1°S3 H.A.M.M.
TPE 2014
Matière noire
Dans le cadre des modèles cosmologiques actuels, la matière est supposée être présente sous deux formes: la matière ordinaire et la matière noire, qui interagit avec le reste des composants de l'Univers uniquement par gravitation. C'est cette dernière forme de matière, supposée composer environ 25% de l'Univers, dont l'existence reste à prouver.
Les indices de la présence de la matière noire
1- Masse de notre galaxie
La première chose qui a permis d'introduire l'idée de la matière noire a été l'estimation de la masse de notre galaxie. Des scientifiques ont découvert que la masse "visible" de la Voie Lactée était trop faible et donc que la gravité due à cette masse était trop faible. Selon leurs calculs, s'il n'y avait que cette masse "visible" la galaxie se serait disloquée et les étoiles se seraient dispersées dans le cosmos. C'est de là qu'est née l'hypothèse de la matière noire, matière lourde et invisible qui permettrait aux galaxies de tenir en place comme nous les voyons aujourd'hui.
2- Vitesse de rotation des étoiles dans notre galaxie
On peut déterminer la masse d'une galaxie en regardant à quelle vitesse les étoiles tournent autour de son centre.
Plus leur vitesse est grande, plus la masse de la galaxie est élevée.

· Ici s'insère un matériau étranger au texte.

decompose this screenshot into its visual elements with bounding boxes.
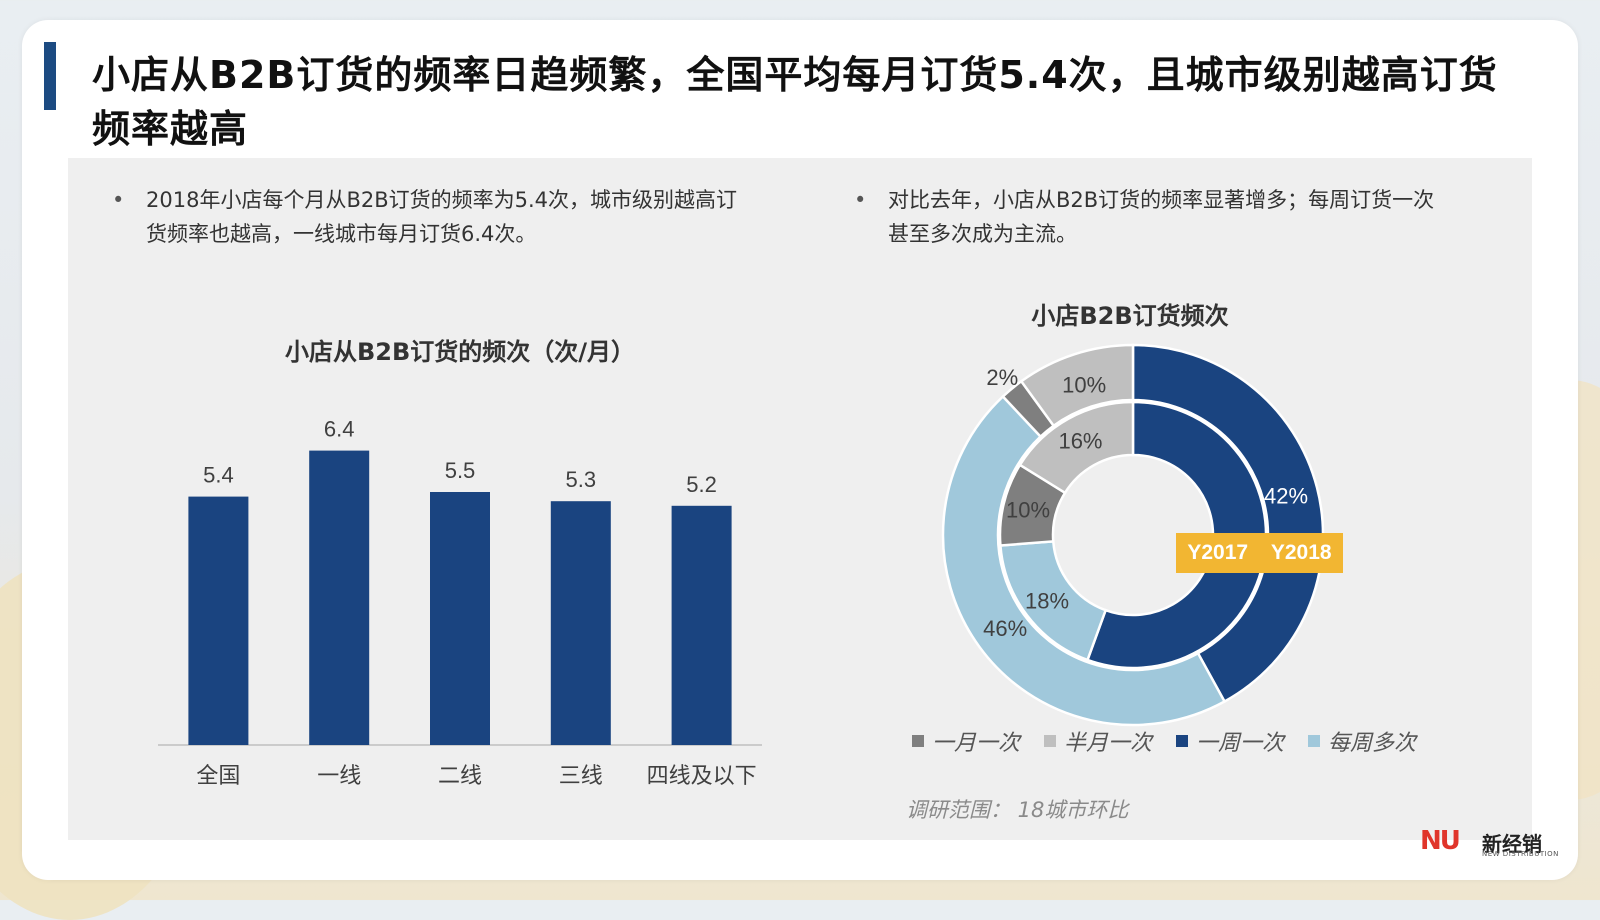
logo-cn: 新经销 <box>1482 832 1542 856</box>
legend-item-multiweekly: 每周多次 <box>1308 725 1416 757</box>
bar-value-label: 5.3 <box>566 467 597 492</box>
title-accent-bar <box>44 42 56 110</box>
bar-category-label: 四线及以下 <box>647 764 757 789</box>
bar-value-label: 6.4 <box>324 417 355 442</box>
logo-en: NEW DISTRIBUTION <box>1482 850 1559 858</box>
bar-category-label: 二线 <box>438 764 482 789</box>
donut-label: 2% <box>986 365 1018 390</box>
bar-value-label: 5.2 <box>686 472 717 497</box>
bar-3 <box>550 501 611 745</box>
legend-swatch <box>1308 735 1321 747</box>
bullet-left-text: 2018年小店每个月从B2B订货的频率为5.4次，城市级别越高订货频率也越高，一… <box>146 188 738 246</box>
logo-mark: NU <box>1420 826 1461 856</box>
bullet-right-text: 对比去年，小店从B2B订货的频率显著增多；每周订货一次甚至多次成为主流。 <box>888 188 1435 246</box>
legend-label: 每周多次 <box>1328 731 1417 756</box>
page-title: 小店从B2B订货的频率日趋频繁，全国平均每月订货5.4次，且城市级别越高订货频率… <box>92 53 1498 151</box>
donut-label: 42% <box>1264 484 1308 509</box>
bullet-dot: • <box>854 188 867 212</box>
charts-canvas: 5.4全国6.4一线5.5二线5.3三线5.2四线及以下42%46%2%10%5… <box>158 343 1325 789</box>
legend-swatch <box>912 735 924 747</box>
bullet-left: • 2018年小店每个月从B2B订货的频率为5.4次，城市级别越高订货频率也越高… <box>112 183 756 251</box>
donut-label: 10% <box>1006 498 1050 523</box>
donut-chart-title: 小店B2B订货频次 <box>1031 302 1229 330</box>
bar-chart-title: 小店从B2B订货的频次（次/月） <box>284 338 636 366</box>
bar-category-label: 三线 <box>559 764 603 789</box>
bullet-dot: • <box>112 188 125 212</box>
legend-swatch <box>1044 735 1057 747</box>
bar-2 <box>430 492 490 745</box>
donut-legend: 一月一次 半月一次 一周一次 每周多次 <box>912 726 1416 756</box>
legend-item-weekly: 一周一次 <box>1176 725 1284 757</box>
brand-logo: NU 新经销 NEW DISTRIBUTION <box>1420 826 1560 860</box>
donut-outer-slice-1 <box>1019 343 1135 428</box>
year-tag-2018: Y2018 <box>1270 541 1332 564</box>
donut-label: 16% <box>1058 429 1102 454</box>
legend-label: 一周一次 <box>1196 731 1285 756</box>
donut-label: 10% <box>1062 373 1106 398</box>
year-tag: Y2017 Y2018 <box>1176 533 1343 573</box>
donut-label: 46% <box>983 616 1027 641</box>
bullet-right: • 对比去年，小店从B2B订货的频率显著增多；每周订货一次甚至多次成为主流。 <box>854 183 1448 251</box>
bar-4 <box>671 505 732 745</box>
year-tag-2017: Y2017 <box>1187 541 1249 564</box>
survey-note: 调研范围： 18城市环比 <box>906 798 1129 822</box>
bar-value-label: 5.5 <box>445 458 476 483</box>
donut-outer-slice-3 <box>941 394 1227 727</box>
donut-inner-slice-1 <box>1018 400 1135 495</box>
bar-category-label: 一线 <box>317 764 361 789</box>
legend-label: 一月一次 <box>932 731 1021 756</box>
legend-item-monthly: 一月一次 <box>912 725 1020 757</box>
bar-category-label: 全国 <box>196 764 240 789</box>
bar-0 <box>188 496 249 745</box>
donut-inner-slice-2 <box>1085 400 1268 670</box>
legend-label: 半月一次 <box>1064 731 1153 756</box>
legend-item-halfmonth: 半月一次 <box>1044 725 1152 757</box>
legend-swatch <box>1176 735 1189 747</box>
donut-label: 18% <box>1025 588 1069 613</box>
bar-value-label: 5.4 <box>203 463 234 488</box>
bar-1 <box>309 450 370 745</box>
donut-outer-slice-2 <box>1131 343 1325 704</box>
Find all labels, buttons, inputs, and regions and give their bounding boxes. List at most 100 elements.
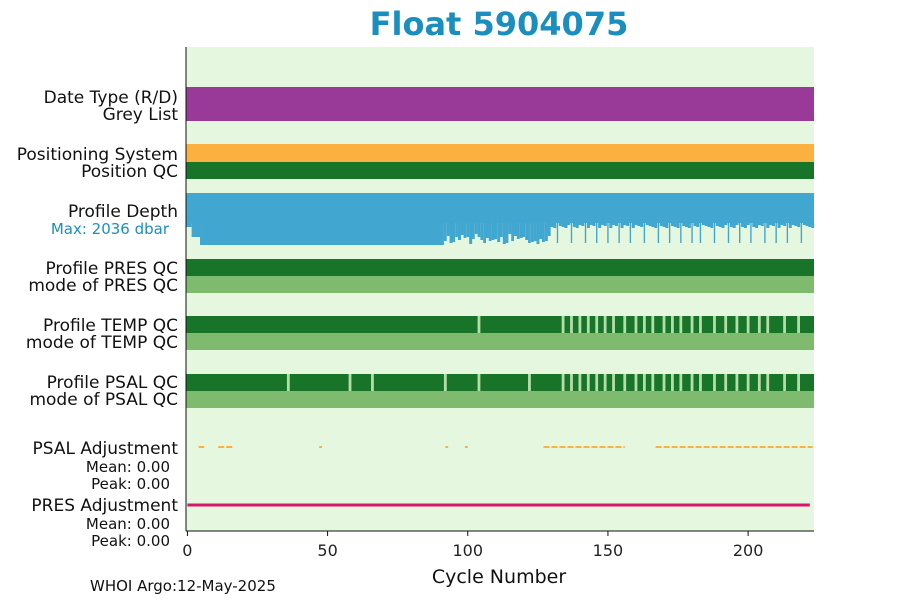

Si l’on suppose que la masse des galaxies résulte uniquement des étoiles qui la composent, on peut prédire à quelle vitesse celles-ci tournent autour du centre de la galaxie. En réalité, on observe les étoiles tourner beaucoup plus vite que ce a quoi l’on s’attend. Cela prouve qu’une partie de la masse des galaxies est invisible. L'étude détaillée de la répartition de cette masse prouve que celle-ci est composée d’une forme de matière inconnue en laboratoire, la matière noire.
Diverses mesures indiquent que cette matière n'est pas formée d'atomes tels que ceux qui composent la matière que nous connaissons : si tel était le cas, cette matière noire serait bien plus lumineuse. Les galaxies contiennent ainsi en quantité considérable une forme de matière inconnue.
Cette matière noire est aussi invisible, c'est à dire qu'elle n'émet aucune lumière et que la lumière émise par une source la traverse totalement : c'est pour cette raison qu'il est très difficile de la trouver. De nombreux chercheurs à travers le monde se sont mis à sa recherche pour pouvoir l'étudier mais la tâche est rude et loin d'être accomplie.
3 - Phénomène de la lentille gravitationnelle
La lentille gravitationnelle est un procédé explicité par Einstein dans la théorie de la relativité générale. Selon lui, il faut se représenter l'Univers comme une grille infiniment grande sur laquelle on dépose des objets compacts et massifs qui vont déformer cette grille suivant leur masse. Si un rayon lumineux arrive au niveau de cette déformation locale de l'espace-temps, ce rayon va suivre le tracé de la grille déformée et donc être dévié : c'est ce qu'on appelle l'effet de lentille gravitationnelle.
De la même façon qu'on observe une déformation de l'image lorsque des rayons lumineux sont déviés par la présence d'une lentille de verre sur leur trajet, on s'attend à observer une image déformée des étoiles lorsque leur direction est proche de celle d'un objet massif (trou noir, galaxie...).


arc gravitationnel
En 1985, Yannick Mellier et ses coéquipiers - alors qu'ils cherchaient à voir l'évolution des amas de galaxies situés à une grande distance de la Terre - découvrent dans le ciel d'Hawaii une forme étrange qui ne correspondait à rien de connu à l'époque, trop étendue pour être une galaxie et très distordue. On pense alors qu'il s'agit d'un défaut de l'instrument mais Mellier a prouvé grâce à l'effet de lentille gravitationnelle qu'une galaxie se trouvait exactement alignée derrière une autre.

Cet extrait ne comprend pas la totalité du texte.